Music Programs at University of Illinois
This school appears in our ranking of the 10 Best University Jazz Programs.
The College of Fine and Applied Arts at the University of Illinois offers a number of music degree programs for incoming students. One of its more popular programs allows students to earn an FAA degree in Jazz Performance. Designed for those who want to perform in front of crowds and live audiences, this program has a large core that features courses on music theory and jazz studies. The jazz studies courses that students take can include Jazz Keyboard Studies, Jazz Composition, and Jazz Arranging. Students must also participate in recitals in both their junior and senior years.
Many of the music programs available through U of I allow students to earn FAA degrees too. Its music composition theory program teaches students the basics of composing their own work and using theories from history as they work. The music vocal performance program is best for students who want to hone their vocal skills. This program requires that students do performances each year. The university also offers a music open studies program that allows students to study different subjects, sing and play instruments.
This college also offers a Bachelor of Music Education program for students who want to use their music skills as they teach and educate others. Students take at least 42 credits of general education courses that count towards the 130 credits they need to complete before they can graduate. It also includes 48 credits of music courses such as Introduction to World Music, Music Theory and Practice and The History of Music. Students will take at least 10 education and teaching classes too, including Social Foundations of Music Education, Elements of Conducting and Assessment and Evaluation in Music Education.
About University of Illinois
The University of Illinois is just one of the names given to the university with the official name of the University of Illinois at Urbana-Champaign. This school also goes by the names of U of I and Illinois. Founded in 1867 as the Illinois Industrial University, it became the University of Illinois less than two decades after opening. It accepts more than half of the students who apply every year and looks at factors like test scores, grade point averages, and experience when admitting new students. U of I also has its own distance education program for students who live far away from its Urbana-Champaign campus. It partnered with a tech company in 2015 to expand into graduate programs for online students.
Washington Monthly, Forbes and U.S. News & World Report are just some of the publications that rank U of I within the top 100 of colleges in the United States. It also ranks as one of the best colleges in the world, as one of the top party schools in America and as one of the more affordable colleges. U of I has an enrollment of more than 45,000 students in all the programs offered on its main campus, which makes it the largest public university in Illinois.

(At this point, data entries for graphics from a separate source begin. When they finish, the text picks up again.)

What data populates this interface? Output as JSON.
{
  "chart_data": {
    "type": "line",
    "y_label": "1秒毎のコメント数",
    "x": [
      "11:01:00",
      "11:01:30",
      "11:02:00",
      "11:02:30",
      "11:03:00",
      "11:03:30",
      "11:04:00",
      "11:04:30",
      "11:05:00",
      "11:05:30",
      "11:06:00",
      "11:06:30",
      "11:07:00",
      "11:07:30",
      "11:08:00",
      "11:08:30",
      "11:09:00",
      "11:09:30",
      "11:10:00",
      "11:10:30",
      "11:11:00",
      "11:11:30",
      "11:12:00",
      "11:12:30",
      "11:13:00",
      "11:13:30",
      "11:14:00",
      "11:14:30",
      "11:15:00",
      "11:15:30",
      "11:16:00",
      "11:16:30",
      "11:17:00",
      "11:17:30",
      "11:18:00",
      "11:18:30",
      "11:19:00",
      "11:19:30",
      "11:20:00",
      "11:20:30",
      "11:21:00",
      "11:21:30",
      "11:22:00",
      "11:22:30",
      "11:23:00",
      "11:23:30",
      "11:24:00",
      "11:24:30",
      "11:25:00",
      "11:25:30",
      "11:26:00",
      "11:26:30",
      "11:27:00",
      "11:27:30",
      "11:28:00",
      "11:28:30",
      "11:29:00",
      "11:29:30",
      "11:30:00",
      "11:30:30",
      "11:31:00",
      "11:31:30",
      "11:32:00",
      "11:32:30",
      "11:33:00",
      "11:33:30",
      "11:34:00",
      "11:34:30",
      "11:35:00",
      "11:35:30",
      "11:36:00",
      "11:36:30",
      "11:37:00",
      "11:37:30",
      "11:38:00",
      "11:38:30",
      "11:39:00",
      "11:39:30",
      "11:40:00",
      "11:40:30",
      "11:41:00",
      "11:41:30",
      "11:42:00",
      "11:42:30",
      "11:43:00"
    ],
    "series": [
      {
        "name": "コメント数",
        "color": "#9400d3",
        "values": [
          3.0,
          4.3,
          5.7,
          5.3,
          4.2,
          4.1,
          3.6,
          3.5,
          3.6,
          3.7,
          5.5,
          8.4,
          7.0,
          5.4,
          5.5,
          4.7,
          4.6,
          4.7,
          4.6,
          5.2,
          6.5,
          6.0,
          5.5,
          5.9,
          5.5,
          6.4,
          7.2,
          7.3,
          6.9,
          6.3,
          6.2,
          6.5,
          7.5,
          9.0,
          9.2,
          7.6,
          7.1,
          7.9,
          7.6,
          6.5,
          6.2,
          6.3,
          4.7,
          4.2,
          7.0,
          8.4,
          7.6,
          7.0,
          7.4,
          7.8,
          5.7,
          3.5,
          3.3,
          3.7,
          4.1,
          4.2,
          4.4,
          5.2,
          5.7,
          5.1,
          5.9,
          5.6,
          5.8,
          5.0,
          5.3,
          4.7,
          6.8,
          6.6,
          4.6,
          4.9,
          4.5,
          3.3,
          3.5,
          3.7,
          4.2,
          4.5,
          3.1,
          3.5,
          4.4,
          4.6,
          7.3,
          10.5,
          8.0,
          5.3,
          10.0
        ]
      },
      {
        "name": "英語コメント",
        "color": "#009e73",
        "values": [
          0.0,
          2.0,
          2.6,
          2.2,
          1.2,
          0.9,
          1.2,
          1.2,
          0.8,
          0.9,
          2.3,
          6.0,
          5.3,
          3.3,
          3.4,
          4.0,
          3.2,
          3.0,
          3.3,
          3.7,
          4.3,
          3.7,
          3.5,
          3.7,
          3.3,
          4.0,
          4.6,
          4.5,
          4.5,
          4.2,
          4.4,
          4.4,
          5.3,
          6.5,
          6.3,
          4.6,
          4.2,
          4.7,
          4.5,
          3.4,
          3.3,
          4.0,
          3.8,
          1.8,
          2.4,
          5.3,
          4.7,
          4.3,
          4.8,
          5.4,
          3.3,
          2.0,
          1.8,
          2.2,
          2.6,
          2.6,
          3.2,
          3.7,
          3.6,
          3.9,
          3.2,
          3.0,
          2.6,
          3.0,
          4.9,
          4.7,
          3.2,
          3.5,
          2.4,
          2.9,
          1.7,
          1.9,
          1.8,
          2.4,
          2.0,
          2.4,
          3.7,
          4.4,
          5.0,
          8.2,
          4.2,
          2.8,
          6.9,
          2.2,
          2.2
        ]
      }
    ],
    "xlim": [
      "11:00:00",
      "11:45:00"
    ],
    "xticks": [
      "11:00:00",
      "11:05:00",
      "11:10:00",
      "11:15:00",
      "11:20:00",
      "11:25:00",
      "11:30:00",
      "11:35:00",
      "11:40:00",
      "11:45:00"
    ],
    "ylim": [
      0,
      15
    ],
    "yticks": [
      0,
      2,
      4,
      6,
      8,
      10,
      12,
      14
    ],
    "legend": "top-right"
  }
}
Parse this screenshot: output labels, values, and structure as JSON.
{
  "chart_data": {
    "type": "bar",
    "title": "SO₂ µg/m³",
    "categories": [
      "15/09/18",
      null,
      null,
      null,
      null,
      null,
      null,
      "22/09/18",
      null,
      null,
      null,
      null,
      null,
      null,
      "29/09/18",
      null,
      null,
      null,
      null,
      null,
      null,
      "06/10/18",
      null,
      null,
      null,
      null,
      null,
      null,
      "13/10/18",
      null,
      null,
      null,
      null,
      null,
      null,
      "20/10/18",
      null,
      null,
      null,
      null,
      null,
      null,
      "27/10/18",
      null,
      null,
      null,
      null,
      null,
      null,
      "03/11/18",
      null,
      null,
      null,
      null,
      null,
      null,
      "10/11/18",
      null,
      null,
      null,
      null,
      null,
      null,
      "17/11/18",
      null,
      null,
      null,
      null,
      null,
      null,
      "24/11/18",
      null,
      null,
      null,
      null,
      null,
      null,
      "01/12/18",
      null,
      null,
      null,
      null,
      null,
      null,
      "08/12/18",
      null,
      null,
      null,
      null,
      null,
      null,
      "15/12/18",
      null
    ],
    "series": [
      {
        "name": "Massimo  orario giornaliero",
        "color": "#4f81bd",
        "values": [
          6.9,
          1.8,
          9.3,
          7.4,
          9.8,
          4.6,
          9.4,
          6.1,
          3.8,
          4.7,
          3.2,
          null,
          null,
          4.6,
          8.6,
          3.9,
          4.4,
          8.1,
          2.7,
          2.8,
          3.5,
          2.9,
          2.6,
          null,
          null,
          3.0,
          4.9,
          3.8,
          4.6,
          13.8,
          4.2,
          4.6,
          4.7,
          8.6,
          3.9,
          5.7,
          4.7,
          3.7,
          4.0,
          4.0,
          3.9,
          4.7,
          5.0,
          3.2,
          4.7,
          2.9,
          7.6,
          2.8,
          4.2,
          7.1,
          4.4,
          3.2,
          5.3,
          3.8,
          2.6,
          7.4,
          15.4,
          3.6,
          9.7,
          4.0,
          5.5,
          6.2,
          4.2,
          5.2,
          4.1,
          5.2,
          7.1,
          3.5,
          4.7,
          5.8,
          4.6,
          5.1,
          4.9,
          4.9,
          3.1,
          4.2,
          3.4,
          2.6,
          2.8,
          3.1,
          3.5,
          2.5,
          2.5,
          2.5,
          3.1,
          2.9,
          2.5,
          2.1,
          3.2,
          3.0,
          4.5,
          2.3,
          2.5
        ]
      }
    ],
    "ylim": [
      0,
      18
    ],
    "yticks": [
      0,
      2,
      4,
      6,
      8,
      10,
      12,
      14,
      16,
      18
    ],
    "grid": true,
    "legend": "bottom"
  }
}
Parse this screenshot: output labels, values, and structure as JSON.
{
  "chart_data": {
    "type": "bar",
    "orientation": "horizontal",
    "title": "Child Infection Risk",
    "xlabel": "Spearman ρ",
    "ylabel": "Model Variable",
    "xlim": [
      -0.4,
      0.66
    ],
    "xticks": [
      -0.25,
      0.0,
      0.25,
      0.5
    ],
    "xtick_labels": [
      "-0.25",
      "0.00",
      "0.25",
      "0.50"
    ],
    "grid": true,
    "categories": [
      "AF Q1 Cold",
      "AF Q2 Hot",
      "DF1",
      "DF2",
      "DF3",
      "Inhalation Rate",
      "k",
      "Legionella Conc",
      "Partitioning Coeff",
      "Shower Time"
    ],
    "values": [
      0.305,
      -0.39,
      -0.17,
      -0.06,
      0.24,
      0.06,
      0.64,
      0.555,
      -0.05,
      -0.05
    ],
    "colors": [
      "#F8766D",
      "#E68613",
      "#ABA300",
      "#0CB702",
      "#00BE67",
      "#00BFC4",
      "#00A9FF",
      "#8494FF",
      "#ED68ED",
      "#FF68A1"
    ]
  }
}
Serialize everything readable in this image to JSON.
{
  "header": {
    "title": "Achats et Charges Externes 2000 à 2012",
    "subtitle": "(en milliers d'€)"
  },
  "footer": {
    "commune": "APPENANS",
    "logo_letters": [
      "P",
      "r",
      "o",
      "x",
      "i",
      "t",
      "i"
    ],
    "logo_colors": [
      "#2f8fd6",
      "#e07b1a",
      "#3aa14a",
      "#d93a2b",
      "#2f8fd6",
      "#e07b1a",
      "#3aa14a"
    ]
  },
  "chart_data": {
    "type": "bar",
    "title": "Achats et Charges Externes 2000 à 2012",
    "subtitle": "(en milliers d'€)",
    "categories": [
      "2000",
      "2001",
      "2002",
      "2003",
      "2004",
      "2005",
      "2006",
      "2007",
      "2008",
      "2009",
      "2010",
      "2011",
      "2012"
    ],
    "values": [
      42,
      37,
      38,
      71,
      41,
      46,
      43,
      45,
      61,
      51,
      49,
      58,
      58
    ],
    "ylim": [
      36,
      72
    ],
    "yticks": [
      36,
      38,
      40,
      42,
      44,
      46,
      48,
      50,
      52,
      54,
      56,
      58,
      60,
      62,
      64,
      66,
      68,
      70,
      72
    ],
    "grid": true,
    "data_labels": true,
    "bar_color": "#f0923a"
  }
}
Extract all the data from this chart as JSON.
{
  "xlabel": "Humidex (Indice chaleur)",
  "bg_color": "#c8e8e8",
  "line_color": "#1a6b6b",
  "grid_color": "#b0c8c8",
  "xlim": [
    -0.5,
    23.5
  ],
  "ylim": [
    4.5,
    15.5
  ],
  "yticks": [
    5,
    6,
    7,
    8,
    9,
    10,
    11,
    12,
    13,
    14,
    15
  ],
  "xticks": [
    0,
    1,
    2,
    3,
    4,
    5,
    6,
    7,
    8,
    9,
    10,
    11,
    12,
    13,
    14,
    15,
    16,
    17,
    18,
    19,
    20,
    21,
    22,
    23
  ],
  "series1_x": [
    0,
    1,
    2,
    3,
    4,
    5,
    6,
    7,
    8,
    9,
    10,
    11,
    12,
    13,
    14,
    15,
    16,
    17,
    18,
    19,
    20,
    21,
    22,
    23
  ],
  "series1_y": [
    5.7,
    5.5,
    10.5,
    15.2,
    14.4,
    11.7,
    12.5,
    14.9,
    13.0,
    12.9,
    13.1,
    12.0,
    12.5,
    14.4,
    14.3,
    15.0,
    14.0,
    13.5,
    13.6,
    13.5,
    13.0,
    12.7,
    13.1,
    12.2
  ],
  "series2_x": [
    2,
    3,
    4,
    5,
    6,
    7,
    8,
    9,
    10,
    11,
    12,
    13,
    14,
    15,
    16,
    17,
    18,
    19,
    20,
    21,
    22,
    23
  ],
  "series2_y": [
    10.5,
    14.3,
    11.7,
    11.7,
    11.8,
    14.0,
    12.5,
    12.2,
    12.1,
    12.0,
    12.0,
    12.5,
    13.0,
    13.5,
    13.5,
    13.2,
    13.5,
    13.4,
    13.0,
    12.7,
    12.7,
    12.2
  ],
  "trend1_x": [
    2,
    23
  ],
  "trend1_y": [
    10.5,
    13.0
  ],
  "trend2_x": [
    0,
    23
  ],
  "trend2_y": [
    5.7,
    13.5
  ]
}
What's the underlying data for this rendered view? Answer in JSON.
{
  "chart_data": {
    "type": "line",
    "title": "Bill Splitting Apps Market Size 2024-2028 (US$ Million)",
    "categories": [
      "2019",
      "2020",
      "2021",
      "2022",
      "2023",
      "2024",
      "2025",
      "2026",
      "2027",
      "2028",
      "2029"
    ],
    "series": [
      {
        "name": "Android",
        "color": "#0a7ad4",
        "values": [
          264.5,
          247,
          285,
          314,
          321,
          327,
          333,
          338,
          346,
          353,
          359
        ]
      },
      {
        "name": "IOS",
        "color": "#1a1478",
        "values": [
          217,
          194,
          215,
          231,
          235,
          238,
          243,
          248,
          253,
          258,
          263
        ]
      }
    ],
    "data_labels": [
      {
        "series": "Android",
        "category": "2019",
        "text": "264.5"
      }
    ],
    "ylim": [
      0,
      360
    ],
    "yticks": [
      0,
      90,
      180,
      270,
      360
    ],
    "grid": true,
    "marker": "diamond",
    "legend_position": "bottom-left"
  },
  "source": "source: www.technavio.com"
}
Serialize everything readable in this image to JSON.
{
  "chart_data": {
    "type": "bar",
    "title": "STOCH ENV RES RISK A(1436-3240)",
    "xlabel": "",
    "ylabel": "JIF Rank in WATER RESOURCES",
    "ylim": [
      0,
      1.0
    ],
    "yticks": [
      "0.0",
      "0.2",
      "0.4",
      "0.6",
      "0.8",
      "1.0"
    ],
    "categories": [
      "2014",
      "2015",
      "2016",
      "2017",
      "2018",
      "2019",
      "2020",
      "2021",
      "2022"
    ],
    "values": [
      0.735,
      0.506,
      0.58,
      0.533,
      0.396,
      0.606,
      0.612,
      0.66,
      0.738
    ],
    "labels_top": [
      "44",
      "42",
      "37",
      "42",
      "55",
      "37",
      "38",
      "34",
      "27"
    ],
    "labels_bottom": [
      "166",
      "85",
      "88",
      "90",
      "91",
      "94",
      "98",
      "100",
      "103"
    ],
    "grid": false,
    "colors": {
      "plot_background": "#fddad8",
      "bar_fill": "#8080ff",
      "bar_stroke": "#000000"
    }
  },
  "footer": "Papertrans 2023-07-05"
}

University of Illinois Accreditation Details
U of I has the regional accreditation that is a requirement for those using the FAFSA and federal financial aid to pay for college. It also has specialty accreditation from some professional organizations for the degree programs that it offers. The regional accreditation that U of I has comes from the North Central Association of Colleges and Schools (NCACS). Students can use this type of accreditation to more easily transfer credits across two or more campuses. U of I specialty accreditation comes from organizations such as the American Bar Association (ABA), Commission on English Language Program Accreditation (CELPA), National Association of Schools of Music (NASM) and the APA.
University of Illinois Application Requirements
Students applying to the University of Illinois can use one of two application systems. They can use the myllini system of the Coalition platform. The Coalition platform allows students to submit applications to several colleges without filling out each individual application. U of I has an early application deadline of November 1 and a standard deadline of December 1. Students will find out by the end of February if the university accepted their applications. In addition to the application, students need to pay an application fee of $50 or submit a fee waiver. The university asks for a standardized test score and an official high school transcript too.
Those applying to one of the university’s music programs must complete a separate application for that program. They need to supply the university with an audition recording that shows them either singing or playing an instrument. Once the university decides which students have the highest skills, it will contact those students and ask them to audition in person on the university’s campus. Students applying to the music programs will also need to attend an interview session. Professors working for the school ask students a series of questions to determine which ones will start classes in the fall.
Tuition and Financial Aid
Tuition at the University of Illinois starts at around $16,000 a year. To qualify for this tuition rate, students must submit proof that they are Illinois residents and proof that they lived in Illinois for at least one full calendar year. The nonresident rate, which is the rate that students from other states pay, is around $32,500 a year. Students can live on the U of I campus and get both a dorm room and a meal plan for less than $12,000 a year. The university estimates that students pay around $5,000 a year for textbooks and other expenses.
Around 40% of all students attending U of I use student loans to cover their costs. Undergrads qualify for subsidized loans that freeze the interest usually charged on those loans until the student leaves school for a period of at least six months. A small number of students work on the university campus and take part in the federal work-study program. More than half of all U of I undergrads receive at least one scholarship too. The university awards scholarships to students who demonstrate more merit and those who have a higher need than their peers. Only those who complete and file the FAFSA will qualify for any of its scholarships. The University of Illinois will notify students of their financial aid packages in the late spring.